Em termos agrícolas, a geada dos últimos dias atingiu sobretudo as culturas de café e de cana do açúcar. E os preços mundiais destes produtos subiram imediatamente. Sendo o Brasil o maior produtor do mundo, os preços do café arábica subiram aos níveis mais altas dos últimos sete anos. As áreas produtoras de Minas Gerais atingidas pelas geadas foram entre 150 mil a 200 mil hectares, correspondentes a cerca de 11% do total da cultura no Brasil. Por sua vez, o preço do açúcar bruto no mercado de futuros da ICE, nos EUA, atingiu o preço mais alto dos últimos cinco meses.

A Folha de São Paulo cita o economista André Braz do Instituto Brasileiro de Economia da Fundação Getulio Vargas, que estima que o aumento de preços dos alimentos devido às geadas fará a inflação brasileira aproximar-se dos 7%. Os problemas derivados do frio intenso somam-se aos da seca.
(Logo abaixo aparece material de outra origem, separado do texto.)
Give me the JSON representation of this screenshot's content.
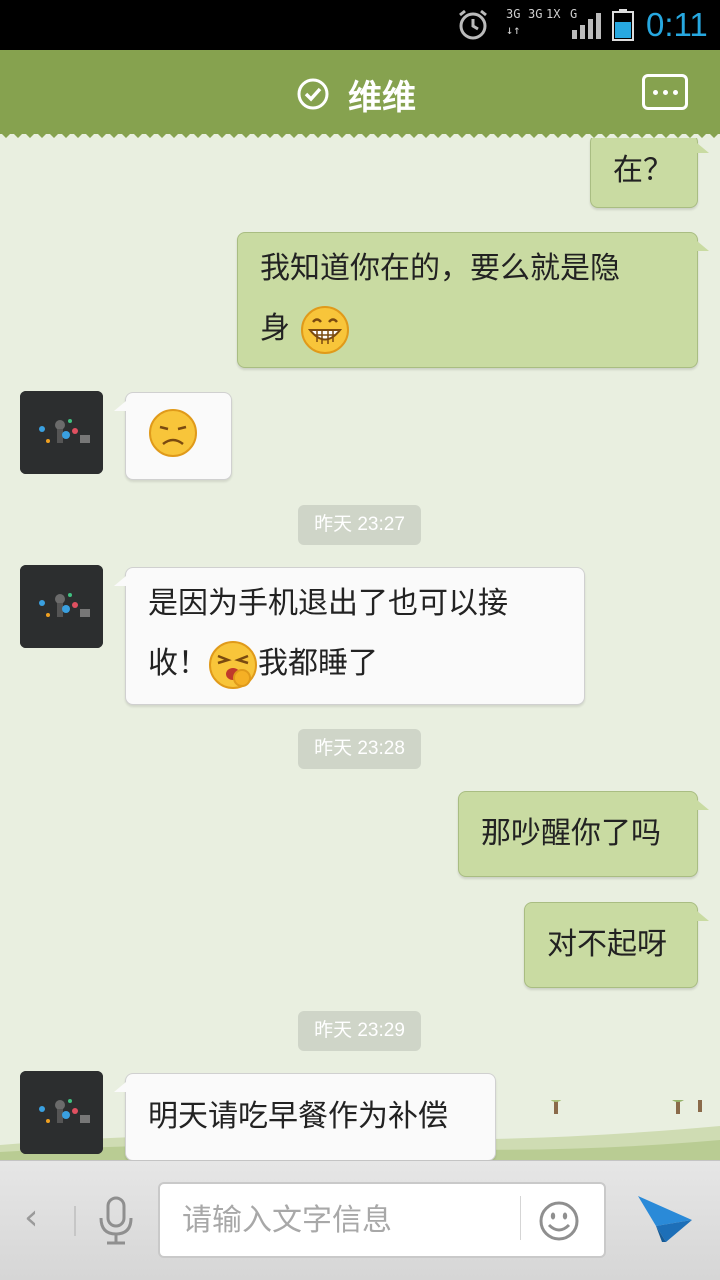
{
  "status_bar": {
    "time": "0:11",
    "network_1": "3G",
    "network_2": "3G",
    "network_3": "1X",
    "network_4": "G",
    "icons": [
      "alarm-icon",
      "signal-icon",
      "battery-icon"
    ]
  },
  "header": {
    "title": "维维",
    "status_icon": "online-check-icon",
    "menu_icon": "more-options-icon"
  },
  "messages": [
    {
      "side": "out",
      "text": "在？"
    },
    {
      "side": "out",
      "text_1": "我知道你在的，要么就是隐",
      "text_2": "身",
      "emoji": "grin-emoji"
    },
    {
      "side": "in",
      "emoji": "sad-emoji"
    },
    {
      "side": "time",
      "text": "昨天 23:27"
    },
    {
      "side": "in",
      "text_1": "是因为手机退出了也可以接",
      "text_2": "收！",
      "emoji": "yawn-emoji",
      "text_3": "我都睡了"
    },
    {
      "side": "time",
      "text": "昨天 23:28"
    },
    {
      "side": "out",
      "text": "那吵醒你了吗"
    },
    {
      "side": "out",
      "text": "对不起呀"
    },
    {
      "side": "time",
      "text": "昨天 23:29"
    },
    {
      "side": "in",
      "text": "明天请吃早餐作为补偿"
    }
  ],
  "input": {
    "placeholder": "请输入文字信息",
    "value": ""
  },
  "colors": {
    "header": "#86a24f",
    "outgoing_bubble": "#c9dba2",
    "incoming_bubble": "#fafafa",
    "background": "#e9efe0",
    "time_accent": "#27a8e0",
    "send_icon": "#2a8ad8"
  }
}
E não se restringem àqueles bens. Também milho, hortaliças, citrinos e até carnes e leite, uma vez que o pasto e grãos foram afetados, poderão vir a aumentar de preço no mercado brasileiro.

Relativamente ao milho, o Departamento de Economia Rural estimou que a safrinha de milho de 2020/21 no Paraná sofreu a maior perda da história. A previsão de produção de 14,6 milhões de toneladas foi reduzida para 6,1 milhões, com prejuízos financeiros de 11,3 biliões de reais.

A onda de frio e o aquecimento global

À BBC Brasil, Francisco Eliseu Aquino, geógrafo e climatólogo da Universidade Federal do Rio Grande do Sul, explica que o frio que chegou em força ao Brasil é compatível com o aquecimento global. O fenómeno é devido à circulação de massas de ar quente e ar frio entre o sul do Brasil e a Antártida. O aumento do calor dos invernos brasileiros ultimamente perturba esta troca fazendo o ar quente entrar na Antártida e o ar frio chegar ao Brasil. O especialista realça que, antes da chegada da massa polar, as temperaturas em Porto Alegre e São Paulo estavam perto dos 30ºC quando se vive o inverno nesta região do mundo.

Para Aquino, a onda de frio agravou-se por ter passado no mar de Weddell que é uma das suas regiões mais geladas. O cientista diz que este tipo de ocorrências, como ondas de frio durante invernos quentes e secos, já estavam previstas há cerca de 15 anos. “Caminhamos para um cenário de estiagens mais longas e secas no Brasil, com o desmatamento e as queimadas intensificando esses processos", sublinha.